Michael O'Keefe This is a Humphrey Bogart movie you don't often hear about. I found it to be interesting and believe it or not I think better than some of his earlier movies. Joe Barrett(Bogart)has turned in his Army clothes and returns to post WWII Tokyo to check on a bar that he co-owns; and to check on his wife Trina(Florence Marly), who has since divorced him and married an important man in Tokyo, Mark Landis(Alexander Knox). Joe ends up getting involved into smuggling exiled criminals back into Japan. Well photographed. A touching relationship between Bogart and the young Lora Lee Michel, who plays Trina's daughter.
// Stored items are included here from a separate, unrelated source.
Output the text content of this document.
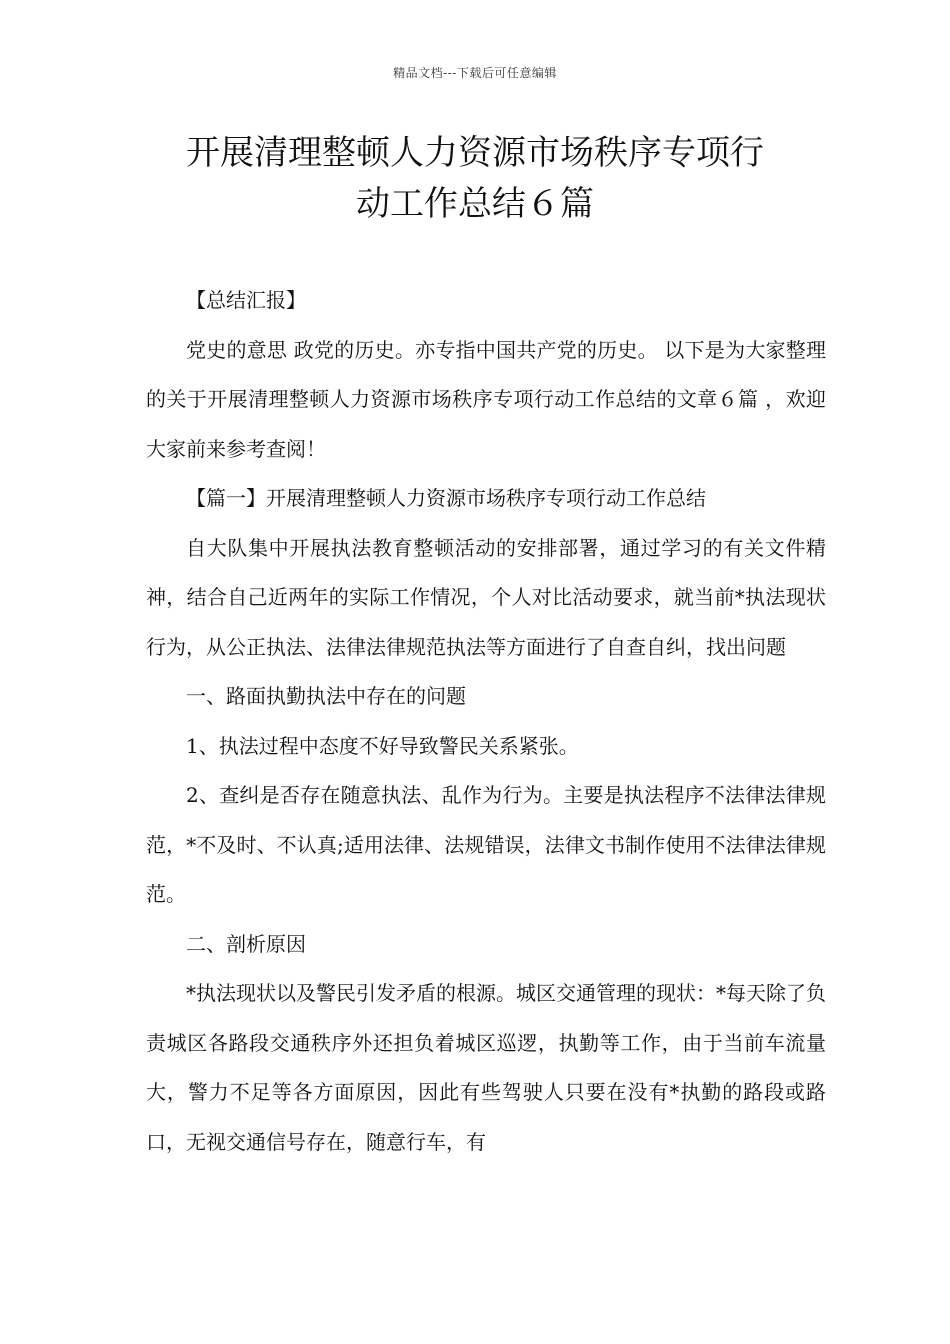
精品文档---下载后可任意编辑
开展清理整顿人力资源市场秩序专项行
动工作总结６篇

【总结汇报】

党史的意思 政党的历史。亦专指中国共产党的历史。 以下是为大家整理的关于开展清理整顿人力资源市场秩序专项行动工作总结的文章６篇 ，欢迎大家前来参考查阅！

【篇一】开展清理整顿人力资源市场秩序专项行动工作总结

自大队集中开展执法教育整顿活动的安排部署，通过学习的有关文件精神，结合自己近两年的实际工作情况，个人对比活动要求，就当前*执法现状行为，从公正执法、法律法律规范执法等方面进行了自查自纠，找出问题

一、路面执勤执法中存在的问题

1、执法过程中态度不好导致警民关系紧张。

2、查纠是否存在随意执法、乱作为行为。主要是执法程序不法律法律规范，*不及时、不认真;适用法律、法规错误，法律文书制作使用不法律法律规范。

二、剖析原因

*执法现状以及警民引发矛盾的根源。城区交通管理的现状：*每天除了负责城区各路段交通秩序外还担负着城区巡逻，执勤等工作，由于当前车流量大，警力不足等各方面原因，因此有些驾驶人只要在没有*执勤的路段或路口，无视交通信号存在，随意行车，有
Other players include: Sessue Hayakawa, Jerome Courtland, Teru Shimada and Hideo Mori.
edwagreen This certainly was not one of Humphrey Bogart's best films? Why? There is very little action in it. When the action does occur, it is so quickly resolved. The end is predictable because after all, Florence Marly (Trina) can't have two husbands.What did the Baron really want to smuggle in? Just some Communists to stir things up, or was there even more to this?Alexander Knox is terribly miscast as Bob Landis, Tina's second husband. He is drab and needed to exert much more if he wanted his wife back all together. Surprising that after such a brilliant performance in 1944's "Wilson," Knox got stuck with this part. The part called for a much more suave type. Knox totally lacked appeal here and it's showing.The ending really ends with a question mark. However, we know how it had to end. This certainly wasn't a Casablanca. Ingrid Bergman could easily have taught Flo Marly some lessons here.
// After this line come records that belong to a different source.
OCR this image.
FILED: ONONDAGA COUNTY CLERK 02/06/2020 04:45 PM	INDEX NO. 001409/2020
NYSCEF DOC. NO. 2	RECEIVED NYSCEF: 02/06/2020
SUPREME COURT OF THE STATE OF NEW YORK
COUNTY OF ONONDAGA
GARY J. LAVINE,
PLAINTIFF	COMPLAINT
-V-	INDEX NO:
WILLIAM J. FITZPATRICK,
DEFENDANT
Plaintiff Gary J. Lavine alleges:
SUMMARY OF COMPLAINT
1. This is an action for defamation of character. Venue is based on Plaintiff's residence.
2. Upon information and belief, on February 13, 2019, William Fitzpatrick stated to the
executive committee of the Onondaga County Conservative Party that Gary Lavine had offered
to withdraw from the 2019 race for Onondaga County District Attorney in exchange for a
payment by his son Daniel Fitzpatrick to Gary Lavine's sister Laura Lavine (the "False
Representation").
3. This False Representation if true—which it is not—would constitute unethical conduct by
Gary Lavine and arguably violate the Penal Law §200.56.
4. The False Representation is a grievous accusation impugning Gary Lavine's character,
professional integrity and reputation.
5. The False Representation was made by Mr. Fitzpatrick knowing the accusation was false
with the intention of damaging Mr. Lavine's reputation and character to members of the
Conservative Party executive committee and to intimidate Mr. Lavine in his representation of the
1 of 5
bkoganbing Picture Bogart's Richard Blaine character renamed Joe Barrett for this film. Instead of Casablanca, he's got a place in Tokyo just like Rick's named Tokyo Joe's. World War II interrupts things and he gets out of Japan and goes in the Army Air Corps where he spends a good deal of time bombing a lot of Japanese real estate. Including Tokyo which because of the wooden buildings pre World War II was particularly vulnerable to Curtis LeMay's incendiaries. It's a miracle, but his place survived intact and he'd like to resettle in Tokyo and pick up where he left off.Bogey gets an even better piece of news. His Ingrid Bergman who he married before the war and thought dead is alive. He goes to her and finds out she divorced him for reasons the plot really doesn't go into and is now married to a high civilian official with the American occupying authority, read MacArthur. That would be Alexander Knox in the Paul Henreid part and Ingrid, in this case Florence Marly has a daughter now.Still Bogey who would now like to make money as a civilian flier as well is being used at cross purposes by the American Army Intelligence and by some Japanese led by Sessue Hayakawa who haven't adjusted to losing the war.Tokyo Joe follows in plot lines laid out by Casablanca, but it sure treads softly in those giant footsteps. It was nice to see Sessue Hayakawa appear for the first time in an American film since silent days. He became a star in the early silent era in Cecil B. DeMille's The Cheat and left for Japan with the coming of sound where he stayed a popular film star right through World War II.Hayakawa came here for Tokyo Joe. Other than establishing newsreel shots, this whole production was done on Columbia's back lot. Humphrey Bogart gives it the old Casablanca try, but he must have been wondering why he left Warner Brothers he was certainly doing a lot of the same stuff over at his home studio.